Value Health. 2010 Jun-Jul;13(4):479-86. doi: 10.1111/j.1524-4733.2009.00691.x. Epub 2010 Jan 21.
The purpose of this study was to document real-world treatment patterns, medication adherence, and the impact of adherence on disease-specific and all-cause health-care costs among chronic hepatitis C virus (HCV) patients in a US managed care population.

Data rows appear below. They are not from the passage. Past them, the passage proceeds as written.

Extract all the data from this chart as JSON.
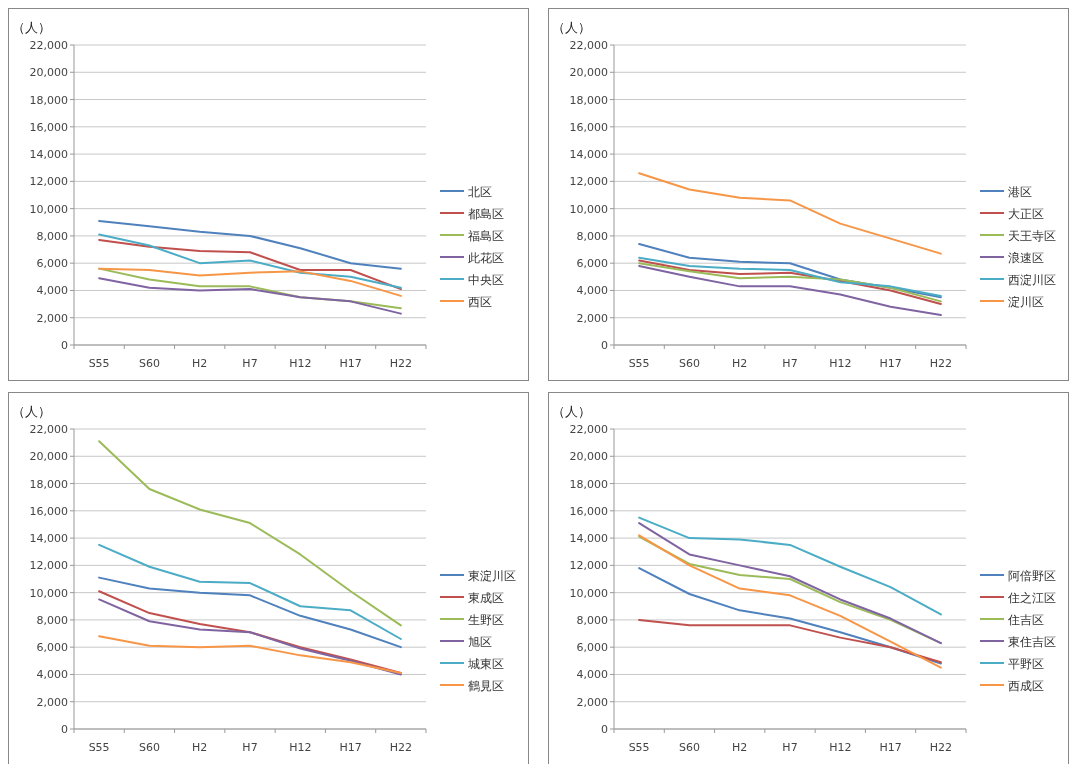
{
  "chart_data": [
    {
      "type": "line",
      "ylabel": "（人）",
      "categories": [
        "S55",
        "S60",
        "H2",
        "H7",
        "H12",
        "H17",
        "H22"
      ],
      "ylim": [
        0,
        22000
      ],
      "yticks": [
        {
          "value": 0,
          "label": "0"
        },
        {
          "value": 2000,
          "label": "2,000"
        },
        {
          "value": 4000,
          "label": "4,000"
        },
        {
          "value": 6000,
          "label": "6,000"
        },
        {
          "value": 8000,
          "label": "8,000"
        },
        {
          "value": 10000,
          "label": "10,000"
        },
        {
          "value": 12000,
          "label": "12,000"
        },
        {
          "value": 14000,
          "label": "14,000"
        },
        {
          "value": 16000,
          "label": "16,000"
        },
        {
          "value": 18000,
          "label": "18,000"
        },
        {
          "value": 20000,
          "label": "20,000"
        },
        {
          "value": 22000,
          "label": "22,000"
        }
      ],
      "grid": "y",
      "legend": "right",
      "series": [
        {
          "name": "北区",
          "color": "#4f81bd",
          "values": [
            9100,
            8700,
            8300,
            8000,
            7100,
            6000,
            5600
          ]
        },
        {
          "name": "都島区",
          "color": "#c0504d",
          "values": [
            7700,
            7200,
            6900,
            6800,
            5500,
            5500,
            4100
          ]
        },
        {
          "name": "福島区",
          "color": "#9bbb59",
          "values": [
            5600,
            4800,
            4300,
            4300,
            3500,
            3200,
            2700
          ]
        },
        {
          "name": "此花区",
          "color": "#8064a2",
          "values": [
            4900,
            4200,
            4000,
            4100,
            3500,
            3200,
            2300
          ]
        },
        {
          "name": "中央区",
          "color": "#4bacc6",
          "values": [
            8100,
            7300,
            6000,
            6200,
            5300,
            5000,
            4200
          ]
        },
        {
          "name": "西区",
          "color": "#f79646",
          "values": [
            5600,
            5500,
            5100,
            5300,
            5400,
            4700,
            3600
          ]
        }
      ]
    },
    {
      "type": "line",
      "ylabel": "（人）",
      "categories": [
        "S55",
        "S60",
        "H2",
        "H7",
        "H12",
        "H17",
        "H22"
      ],
      "ylim": [
        0,
        22000
      ],
      "yticks": [
        {
          "value": 0,
          "label": "0"
        },
        {
          "value": 2000,
          "label": "2,000"
        },
        {
          "value": 4000,
          "label": "4,000"
        },
        {
          "value": 6000,
          "label": "6,000"
        },
        {
          "value": 8000,
          "label": "8,000"
        },
        {
          "value": 10000,
          "label": "10,000"
        },
        {
          "value": 12000,
          "label": "12,000"
        },
        {
          "value": 14000,
          "label": "14,000"
        },
        {
          "value": 16000,
          "label": "16,000"
        },
        {
          "value": 18000,
          "label": "18,000"
        },
        {
          "value": 20000,
          "label": "20,000"
        },
        {
          "value": 22000,
          "label": "22,000"
        }
      ],
      "grid": "y",
      "legend": "right",
      "series": [
        {
          "name": "港区",
          "color": "#4f81bd",
          "values": [
            7400,
            6400,
            6100,
            6000,
            4800,
            4200,
            3500
          ]
        },
        {
          "name": "大正区",
          "color": "#c0504d",
          "values": [
            6200,
            5500,
            5200,
            5300,
            4700,
            4000,
            3000
          ]
        },
        {
          "name": "天王寺区",
          "color": "#9bbb59",
          "values": [
            6000,
            5400,
            4900,
            5000,
            4800,
            4200,
            3200
          ]
        },
        {
          "name": "浪速区",
          "color": "#8064a2",
          "values": [
            5800,
            5000,
            4300,
            4300,
            3700,
            2800,
            2200
          ]
        },
        {
          "name": "西淀川区",
          "color": "#4bacc6",
          "values": [
            6400,
            5800,
            5600,
            5500,
            4600,
            4300,
            3600
          ]
        },
        {
          "name": "淀川区",
          "color": "#f79646",
          "values": [
            12600,
            11400,
            10800,
            10600,
            8900,
            7800,
            6700
          ]
        }
      ]
    },
    {
      "type": "line",
      "ylabel": "（人）",
      "categories": [
        "S55",
        "S60",
        "H2",
        "H7",
        "H12",
        "H17",
        "H22"
      ],
      "ylim": [
        0,
        22000
      ],
      "yticks": [
        {
          "value": 0,
          "label": "0"
        },
        {
          "value": 2000,
          "label": "2,000"
        },
        {
          "value": 4000,
          "label": "4,000"
        },
        {
          "value": 6000,
          "label": "6,000"
        },
        {
          "value": 8000,
          "label": "8,000"
        },
        {
          "value": 10000,
          "label": "10,000"
        },
        {
          "value": 12000,
          "label": "12,000"
        },
        {
          "value": 14000,
          "label": "14,000"
        },
        {
          "value": 16000,
          "label": "16,000"
        },
        {
          "value": 18000,
          "label": "18,000"
        },
        {
          "value": 20000,
          "label": "20,000"
        },
        {
          "value": 22000,
          "label": "22,000"
        }
      ],
      "grid": "y",
      "legend": "right",
      "series": [
        {
          "name": "東淀川区",
          "color": "#4f81bd",
          "values": [
            11100,
            10300,
            10000,
            9800,
            8300,
            7300,
            6000
          ]
        },
        {
          "name": "東成区",
          "color": "#c0504d",
          "values": [
            10100,
            8500,
            7700,
            7100,
            6000,
            5100,
            4100
          ]
        },
        {
          "name": "生野区",
          "color": "#9bbb59",
          "values": [
            21100,
            17600,
            16100,
            15100,
            12800,
            10100,
            7600
          ]
        },
        {
          "name": "旭区",
          "color": "#8064a2",
          "values": [
            9500,
            7900,
            7300,
            7100,
            5900,
            5000,
            4000
          ]
        },
        {
          "name": "城東区",
          "color": "#4bacc6",
          "values": [
            13500,
            11900,
            10800,
            10700,
            9000,
            8700,
            6600
          ]
        },
        {
          "name": "鶴見区",
          "color": "#f79646",
          "values": [
            6800,
            6100,
            6000,
            6100,
            5400,
            4900,
            4100
          ]
        }
      ]
    },
    {
      "type": "line",
      "ylabel": "（人）",
      "categories": [
        "S55",
        "S60",
        "H2",
        "H7",
        "H12",
        "H17",
        "H22"
      ],
      "ylim": [
        0,
        22000
      ],
      "yticks": [
        {
          "value": 0,
          "label": "0"
        },
        {
          "value": 2000,
          "label": "2,000"
        },
        {
          "value": 4000,
          "label": "4,000"
        },
        {
          "value": 6000,
          "label": "6,000"
        },
        {
          "value": 8000,
          "label": "8,000"
        },
        {
          "value": 10000,
          "label": "10,000"
        },
        {
          "value": 12000,
          "label": "12,000"
        },
        {
          "value": 14000,
          "label": "14,000"
        },
        {
          "value": 16000,
          "label": "16,000"
        },
        {
          "value": 18000,
          "label": "18,000"
        },
        {
          "value": 20000,
          "label": "20,000"
        },
        {
          "value": 22000,
          "label": "22,000"
        }
      ],
      "grid": "y",
      "legend": "right",
      "series": [
        {
          "name": "阿倍野区",
          "color": "#4f81bd",
          "values": [
            11800,
            9900,
            8700,
            8100,
            7100,
            6000,
            4800
          ]
        },
        {
          "name": "住之江区",
          "color": "#c0504d",
          "values": [
            8000,
            7600,
            7600,
            7600,
            6700,
            6000,
            4900
          ]
        },
        {
          "name": "住吉区",
          "color": "#9bbb59",
          "values": [
            14100,
            12100,
            11300,
            11000,
            9300,
            8000,
            6300
          ]
        },
        {
          "name": "東住吉区",
          "color": "#8064a2",
          "values": [
            15100,
            12800,
            12000,
            11200,
            9500,
            8100,
            6300
          ]
        },
        {
          "name": "平野区",
          "color": "#4bacc6",
          "values": [
            15500,
            14000,
            13900,
            13500,
            11900,
            10400,
            8400
          ]
        },
        {
          "name": "西成区",
          "color": "#f79646",
          "values": [
            14200,
            12000,
            10300,
            9800,
            8300,
            6400,
            4500
          ]
        }
      ]
    }
  ]
}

Commercial insurance claims data between January 1, 2002 and December 31, 2006 from the Ingenix Impact (formerly Integrated Health Care Information Services) database were retrospectively analyzed. Chronic HCV patients with one or more prescriptions for an HCV-specific treatment within 6 months before or at any time after their first observed diagnosis of chronic HCV were selected. Prescribing patterns, treatment cost, and duration of treatment were assessed over the entire therapy period. Medication adherence rates and the relationship between adherence and health-care costs were assessed over the 24-week period after treatment initiation. The results were stratified by key clinical characteristics such as genotype, sustained virologic attainment, and disease severity.

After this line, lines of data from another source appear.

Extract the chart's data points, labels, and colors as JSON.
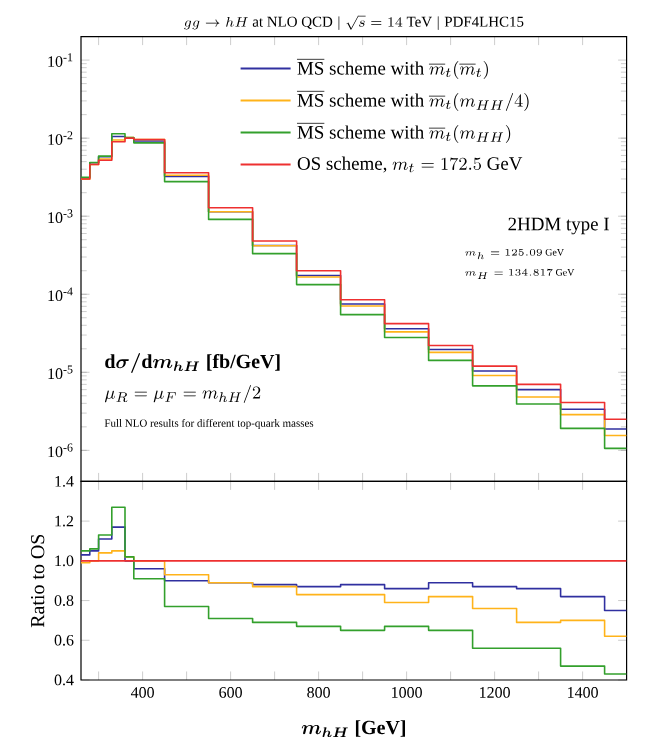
{
  "chart_data": [
    {
      "type": "histogram",
      "title": "gg \\to hH\\ \\text{at NLO QCD}\\ |\\ \\sqrt{s} = 14\\ \\text{TeV}\\ |\\ \\text{PDF4LHC15}",
      "annotations": [
        "\\text{2HDM type I}",
        "m_h = 125.09\\ \\text{GeV}",
        "m_H = 134.817\\ \\text{GeV}",
        "\\boldsymbol{\\mathrm{d}\\sigma/\\mathrm{d}m_{hH}}\\ \\textbf{[fb/GeV]}",
        "\\mu_R = \\mu_F = m_{hH}/2",
        "\\text{Full NLO results for different top-quark masses}"
      ],
      "bins": [
        260,
        280,
        300,
        330,
        360,
        380,
        450,
        550,
        650,
        750,
        850,
        950,
        1050,
        1150,
        1250,
        1350,
        1450,
        1500
      ],
      "series": [
        {
          "name": "\\overline{\\mathrm{MS}}\\ \\text{scheme with}\\ \\overline{m}_t(\\overline{m}_t)",
          "color": "#3030a0",
          "values": [
            0.00309,
            0.00483,
            0.00577,
            0.0105,
            0.01,
            0.0092,
            0.00324,
            0.00114,
            0.000422,
            0.000174,
            7.5e-05,
            3.61e-05,
            1.96e-05,
            1.04e-05,
            6e-06,
            3.36e-06,
            1.88e-06
          ]
        },
        {
          "name": "\\overline{\\mathrm{MS}}\\ \\text{scheme with}\\ \\overline{m}_t(m_{HH}/4)",
          "color": "#ffb31a",
          "values": [
            0.00297,
            0.0046,
            0.00541,
            0.00945,
            0.0102,
            0.0096,
            0.00335,
            0.00114,
            0.000418,
            0.000166,
            7.06e-05,
            3.3e-05,
            1.8e-05,
            9.1e-06,
            4.83e-06,
            2.87e-06,
            1.55e-06
          ]
        },
        {
          "name": "\\overline{\\mathrm{MS}}\\ \\text{scheme with}\\ \\overline{m}_t(m_{HH})",
          "color": "#33a02c",
          "values": [
            0.00315,
            0.00488,
            0.00588,
            0.0114,
            0.0102,
            0.0087,
            0.00277,
            0.00091,
            0.000331,
            0.000133,
            5.48e-05,
            2.79e-05,
            1.42e-05,
            6.7e-06,
            3.92e-06,
            1.91e-06,
            1.06e-06
          ]
        },
        {
          "name": "\\text{OS scheme,}\\ m_t = 172.5\\ \\text{GeV}",
          "color": "#ee3030",
          "values": [
            0.003,
            0.0046,
            0.0052,
            0.009,
            0.01,
            0.0096,
            0.0036,
            0.00128,
            0.00048,
            0.0002,
            8.5e-05,
            4.2e-05,
            2.2e-05,
            1.2e-05,
            7e-06,
            4.1e-06,
            2.5e-06
          ]
        }
      ],
      "xlim": [
        260,
        1500
      ],
      "ylim": [
        4e-07,
        0.2
      ],
      "xticks": [
        {
          "value": 300,
          "label": null
        },
        {
          "value": 400,
          "label": null
        },
        {
          "value": 500,
          "label": null
        },
        {
          "value": 600,
          "label": null
        },
        {
          "value": 700,
          "label": null
        },
        {
          "value": 800,
          "label": null
        },
        {
          "value": 900,
          "label": null
        },
        {
          "value": 1000,
          "label": null
        },
        {
          "value": 1100,
          "label": null
        },
        {
          "value": 1200,
          "label": null
        },
        {
          "value": 1300,
          "label": null
        },
        {
          "value": 1400,
          "label": null
        }
      ],
      "yticks": [
        {
          "value": 1e-06,
          "label": "10$^{-6}$"
        },
        {
          "value": 1e-05,
          "label": "10$^{-5}$"
        },
        {
          "value": 0.0001,
          "label": "10$^{-4}$"
        },
        {
          "value": 0.001,
          "label": "10$^{-3}$"
        },
        {
          "value": 0.01,
          "label": "10$^{-2}$"
        },
        {
          "value": 0.1,
          "label": "10$^{-1}$"
        }
      ],
      "log": true,
      "tick_labels": "y",
      "legend": "top right"
    },
    {
      "type": "histogram",
      "ylabel": "Ratio to OS",
      "xlabel": "\\boldsymbol{m_{hH}}\\ \\textbf{[GeV]}",
      "bins": [
        260,
        280,
        300,
        330,
        360,
        380,
        450,
        550,
        650,
        750,
        850,
        950,
        1050,
        1150,
        1250,
        1350,
        1450,
        1500
      ],
      "series": [
        {
          "color": "#3030a0",
          "values": [
            1.03,
            1.05,
            1.11,
            1.17,
            1.0,
            0.96,
            0.9,
            0.89,
            0.88,
            0.87,
            0.88,
            0.86,
            0.89,
            0.87,
            0.86,
            0.82,
            0.75
          ]
        },
        {
          "color": "#ffb31a",
          "values": [
            0.99,
            1.0,
            1.04,
            1.05,
            1.02,
            1.0,
            0.93,
            0.89,
            0.87,
            0.83,
            0.83,
            0.79,
            0.82,
            0.76,
            0.69,
            0.7,
            0.62
          ]
        },
        {
          "color": "#33a02c",
          "values": [
            1.05,
            1.06,
            1.13,
            1.27,
            1.02,
            0.91,
            0.77,
            0.71,
            0.69,
            0.67,
            0.65,
            0.67,
            0.65,
            0.56,
            0.56,
            0.47,
            0.43
          ]
        }
      ],
      "ref_lines": [
        {
          "axis": "y",
          "value": 1.0,
          "color": "#ee3030"
        }
      ],
      "xlim": [
        260,
        1500
      ],
      "ylim": [
        0.4,
        1.4
      ],
      "xticks": [
        {
          "value": 300,
          "label": null
        },
        {
          "value": 400,
          "label": "400"
        },
        {
          "value": 500,
          "label": null
        },
        {
          "value": 600,
          "label": "600"
        },
        {
          "value": 700,
          "label": null
        },
        {
          "value": 800,
          "label": "800"
        },
        {
          "value": 900,
          "label": null
        },
        {
          "value": 1000,
          "label": "1000"
        },
        {
          "value": 1100,
          "label": null
        },
        {
          "value": 1200,
          "label": "1200"
        },
        {
          "value": 1300,
          "label": null
        },
        {
          "value": 1400,
          "label": "1400"
        }
      ],
      "yticks": [
        {
          "value": 0.4,
          "label": "0.4"
        },
        {
          "value": 0.6,
          "label": "0.6"
        },
        {
          "value": 0.8,
          "label": "0.8"
        },
        {
          "value": 1.0,
          "label": "1.0"
        },
        {
          "value": 1.2,
          "label": "1.2"
        },
        {
          "value": 1.4,
          "label": "1.4"
        }
      ]
    }
  ]
}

Results showed that peginterferon and ribavirin combination regimens were the most common treatments for chronic HCV. The patients underwent treatment for approximately 30-32 weeks on average, and treatment costs were over $20,000 per patient. Adherence to medication was suboptimal, especially among patients with severe disease. Adherent patients had higher pharmacy costs but significantly lower total costs when pharmacy was excluded.

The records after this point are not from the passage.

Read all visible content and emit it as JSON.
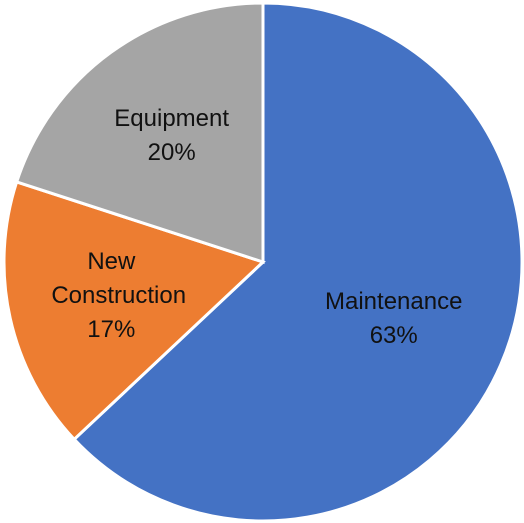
{
  "chart_data": {
    "type": "pie",
    "categories": [
      "Maintenance",
      "New Construction",
      "Equipment"
    ],
    "values": [
      63,
      17,
      20
    ],
    "value_labels": [
      "63%",
      "17%",
      "20%"
    ],
    "colors": [
      "#4472c4",
      "#ed7d31",
      "#a5a5a5"
    ]
  }
}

New and improved treatments that promote better adherence and impose a lower cost burden on patients and payers are needed.
本研究旨在记录美国管理式医疗人群中慢性丙型肝炎病毒(HCV)患者的真实世界治疗模式、药物依从性,以及依从性对疾病特异性和全因医疗保健成本的影响。
对 2002 年 1 月 1 日至 2006 年 12 月 31 日 Ingenix Impact(前身为 Integrated Health Care Information Services)数据库中的商业保险索赔数据进行回顾性分析。选择在首次观察到慢性 HCV 诊断之前或之后的 6 个月内有一个或多个 HCV 特异性治疗处方的慢性 HCV 患者。评估整个治疗期间的处方模式、治疗成本和治疗持续时间。评估治疗开始后 24 周内的药物依从率以及依从性与医疗保健成本之间的关系。结果根据基因型、持续病毒学应答和疾病严重程度等关键临床特征进行分层。
结果表明,聚乙二醇干扰素和利巴韦林联合治疗方案是慢性 HCV 的最常见治疗方法。患者平均接受治疗约 30-32 周,每位患者的治疗费用超过 20000 美元。药物依从性不理想,尤其是在疾病严重的患者中。依从性好的患者的药房费用较高,但药房费用排除后总费用显著降低。
需要新的和改进的治疗方法,以提高依从性并降低患者和支付方的成本负担。